The Cassandra Cluster migrator has finished running on a production DMA (release 10.2 CU6) with all the tables displaying 'Complete' with the exception of the alarm table shown as 'Incomplete':
Inside the database folder, the contents of the AlarmFailedTokenRanges file has this content:
I am looking for advise on these questions:
Is this something we need to worry about?
What else should I check?
If we press the Restart for the alarm, would it mean that we will have to wait again more than 24 hours to finish?
Note that we haven't clicked the 'Finalize Migration' button yet. Will do it tomorrow under a short maintenance window.
Thanks!
Hey Paulo,
The failedTokenRanges contains the ranges where there was an issue in migrating the alarms, effectively the alarms in those ranges have NOT been migrated. This could be due to a temporary loss of connection or because the data in there could not be read (due to tombstones).
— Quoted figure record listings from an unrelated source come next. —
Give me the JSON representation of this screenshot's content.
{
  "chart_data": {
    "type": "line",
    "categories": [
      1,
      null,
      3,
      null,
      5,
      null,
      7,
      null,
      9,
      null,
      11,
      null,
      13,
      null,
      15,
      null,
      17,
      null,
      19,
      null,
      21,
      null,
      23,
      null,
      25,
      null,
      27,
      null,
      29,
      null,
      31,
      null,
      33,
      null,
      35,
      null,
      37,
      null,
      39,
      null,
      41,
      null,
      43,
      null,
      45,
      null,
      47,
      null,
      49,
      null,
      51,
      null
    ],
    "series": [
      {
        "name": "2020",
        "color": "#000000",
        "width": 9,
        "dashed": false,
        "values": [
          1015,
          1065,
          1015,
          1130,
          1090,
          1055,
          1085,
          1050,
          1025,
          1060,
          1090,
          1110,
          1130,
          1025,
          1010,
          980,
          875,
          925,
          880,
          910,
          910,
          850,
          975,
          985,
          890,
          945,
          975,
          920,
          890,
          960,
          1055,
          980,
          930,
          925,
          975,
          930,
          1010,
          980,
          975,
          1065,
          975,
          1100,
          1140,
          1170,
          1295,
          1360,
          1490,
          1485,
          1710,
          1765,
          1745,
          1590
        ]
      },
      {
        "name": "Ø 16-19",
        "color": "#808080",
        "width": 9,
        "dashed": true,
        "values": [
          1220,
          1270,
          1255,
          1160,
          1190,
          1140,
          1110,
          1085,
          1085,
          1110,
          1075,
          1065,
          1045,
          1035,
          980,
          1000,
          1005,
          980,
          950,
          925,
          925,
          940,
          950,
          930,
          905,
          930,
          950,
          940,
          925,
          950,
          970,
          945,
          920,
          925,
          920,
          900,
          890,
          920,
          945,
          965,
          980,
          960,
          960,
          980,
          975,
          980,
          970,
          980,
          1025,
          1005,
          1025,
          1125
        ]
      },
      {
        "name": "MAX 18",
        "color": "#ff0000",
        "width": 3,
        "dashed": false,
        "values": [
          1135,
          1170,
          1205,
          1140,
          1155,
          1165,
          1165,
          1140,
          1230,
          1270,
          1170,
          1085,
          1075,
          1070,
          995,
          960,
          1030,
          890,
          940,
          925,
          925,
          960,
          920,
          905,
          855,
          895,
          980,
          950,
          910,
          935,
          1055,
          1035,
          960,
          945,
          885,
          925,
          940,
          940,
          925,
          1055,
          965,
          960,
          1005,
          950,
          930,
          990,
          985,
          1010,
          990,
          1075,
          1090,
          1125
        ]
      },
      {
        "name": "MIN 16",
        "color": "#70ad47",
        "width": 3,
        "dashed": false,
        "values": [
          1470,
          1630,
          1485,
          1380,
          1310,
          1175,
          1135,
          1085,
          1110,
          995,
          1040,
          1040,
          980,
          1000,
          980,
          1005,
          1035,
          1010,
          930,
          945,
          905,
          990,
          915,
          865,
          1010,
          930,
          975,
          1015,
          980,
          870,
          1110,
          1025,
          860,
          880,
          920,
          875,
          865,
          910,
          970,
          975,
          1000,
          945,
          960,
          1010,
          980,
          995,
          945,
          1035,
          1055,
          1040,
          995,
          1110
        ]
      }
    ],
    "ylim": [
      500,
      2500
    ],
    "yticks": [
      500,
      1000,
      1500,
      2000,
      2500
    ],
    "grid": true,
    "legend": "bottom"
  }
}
Clicking restart will cause the system to try the migration again ONLY on those failed ranges, splitting the ranges into smaller ranges again to avoid running into issues related to tombstones. Thus increasing the likelihood of success.
Should the migration keep failing you should be able to use the ranges in these files to investigate the alarms involved and make a decision from there on what needs fixed or if they can be skipped.
Is it normal the screenshot says ‘0 rows failed’ for the Alarm table?
If you wish to see what data failed, you can use the following query:
SELECT * FROM alarm WHERE token(r) >= x AND token(r) <= y; where X is the first value of a line in the alarmFailedTokenRanges and Y is the second value.
But it's indeed better to first restart a few times, so if there's a corrupt row, it's narrowed down.